Friday, March 23, 2018
Bryan Lammon has posted on SSRN a draft of his article, Cumulative Finality, which will be published in the Georgia Law Review. Here’s the abstract:
A proper notice of appeal is a necessary first step in most federal appeals. But federal litigants sometimes file their notice of appeal early, before district court proceedings have ended. When those proceedings finally end and no new notice is filed, the law of cumulative finality determines what effect-if any-the premature notice has. Sometimes the notice is effective and the appeal proceeds as normal. Sometimes it's not, and litigants lose their right to appeal.
At least, that's how the law of cumulative finality looks from a distance. Up close, the courts of appeals are hopelessly divided on matters of cumulative finality. They disagree what law governs cumulative finality issues-whether they're governed solely by Rule of Appellate Procedure 4(a)(2) or also by a common-law cumulative finality doctrine that preceded the rule-and under what conditions a premature notice of appeal is saved. Three distinct approaches to cumulative finality have emerged, resulting in a deep circuit split. To make matters worse, decisions within several of the circuits have applied different approaches, resulting in intra-circuit divides.

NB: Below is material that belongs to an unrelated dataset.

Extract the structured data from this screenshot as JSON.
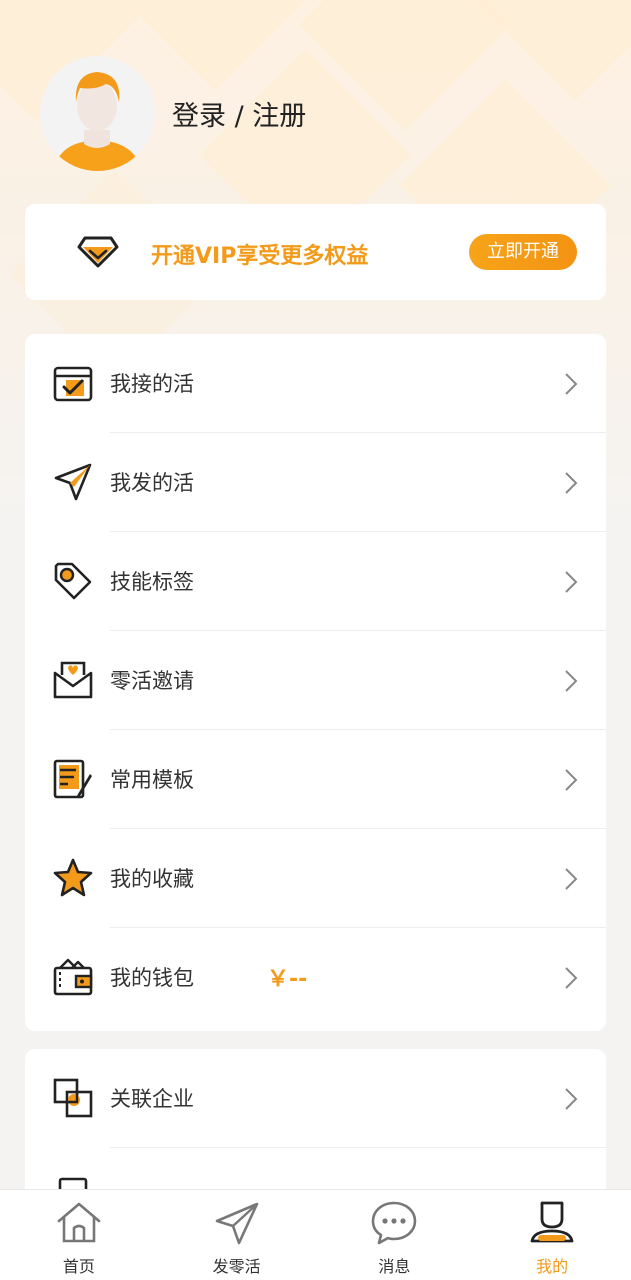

This Article offers a fix. Neither the text of the Rules of Appellate Procedure nor their history provide a clear cumulative finality rule. But looking to the practicalities of the issue suggests allowing a subsequent judgment to save any prematurely filed notice of appeal. Doing so imposes few costs while preserving litigants' right to appeal.

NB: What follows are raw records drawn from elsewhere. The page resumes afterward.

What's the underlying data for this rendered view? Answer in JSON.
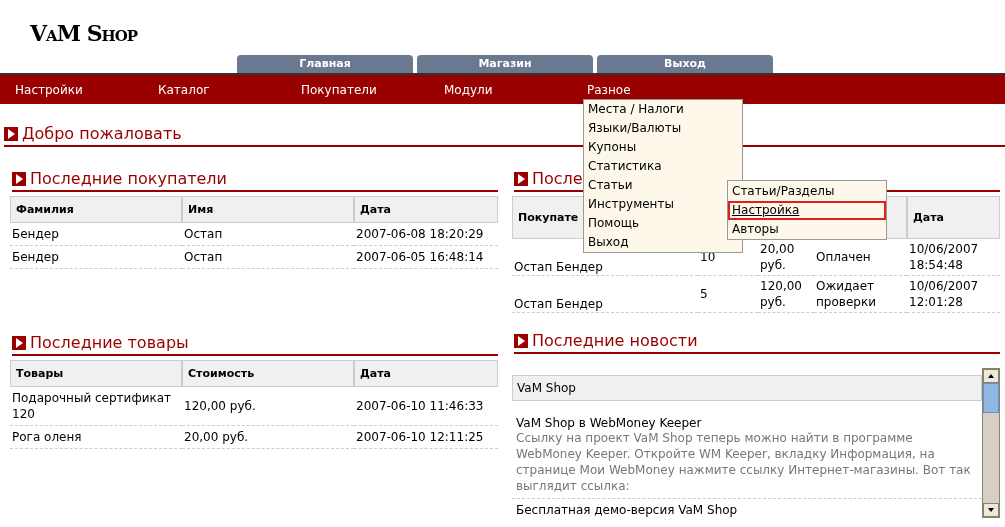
{
  "logo": "VaM Shop",
  "tabs": [
    "Главная",
    "Магазин",
    "Выход"
  ],
  "nav": [
    "Настройки",
    "Каталог",
    "Покупатели",
    "Модули",
    "Разное"
  ],
  "dropdown": {
    "items": [
      {
        "label": "Места / Налоги"
      },
      {
        "label": "Языки/Валюты"
      },
      {
        "label": "Купоны"
      },
      {
        "label": "Статистика"
      },
      {
        "label": "Статьи",
        "children": [
          {
            "label": "Статьи/Разделы",
            "selected": false
          },
          {
            "label": "Настройка",
            "selected": true
          },
          {
            "label": "Авторы",
            "selected": false
          }
        ]
      },
      {
        "label": "Инструменты"
      },
      {
        "label": "Помощь"
      },
      {
        "label": "Выход"
      }
    ]
  },
  "welcome": "Добро пожаловать",
  "customers": {
    "title": "Последние покупатели",
    "columns": [
      "Фамилия",
      "Имя",
      "Дата"
    ],
    "rows": [
      [
        "Бендер",
        "Остап",
        "2007-06-08 18:20:29"
      ],
      [
        "Бендер",
        "Остап",
        "2007-06-05 16:48:14"
      ]
    ]
  },
  "orders": {
    "title": "После",
    "columns": [
      "Покупате",
      null,
      null,
      null,
      "Дата"
    ],
    "rows": [
      [
        "Остап Бендер",
        "10",
        "20,00 руб.",
        "Оплачен",
        "10/06/2007 18:54:48"
      ],
      [
        "Остап Бендер",
        "5",
        "120,00 руб.",
        "Ожидает проверки",
        "10/06/2007 12:01:28"
      ]
    ]
  },
  "products": {
    "title": "Последние товары",
    "columns": [
      "Товары",
      "Стоимость",
      "Дата"
    ],
    "rows": [
      [
        "Подарочный сертификат 120",
        "120,00 руб.",
        "2007-06-10 11:46:33"
      ],
      [
        "Рога оленя",
        "20,00 руб.",
        "2007-06-10 12:11:25"
      ]
    ]
  },
  "news": {
    "title": "Последние новости",
    "header": "VaM Shop",
    "items": [
      {
        "title": "VaM Shop в WebMoney Keeper",
        "text": "Ссылку на проект VaM Shop теперь можно найти в программе WebMoney Keeper. Откройте WM Keeper, вкладку Информация, на странице Мои WebMoney нажмите ссылку Интернет-магазины. Вот так выглядит ссылка:"
      },
      {
        "title": "Бесплатная демо-версия VaM Shop"
      }
    ]
  }
}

The current cumulative finality mess illuminates a larger issue with the appellate jurisdiction literature and its attendant reform efforts. The literature has long maligned the unnecessary complexity and uncertainty of the entire federal appellate jurisdiction regime and advocated reform. But most of that literature focuses on only one part of that regime-appeals before a final judgment. Equally important are issues with determining when district court proceedings have ended and parties thus have a right to appeal. Cumulative finality is only one piece in this other aspect of appellate jurisdiction. There are more. Successful reform might require establishing a new, clearer point at which parties have a right to appeal. So this other aspect of appellate jurisdiction needs similar attention if reform is to succeed.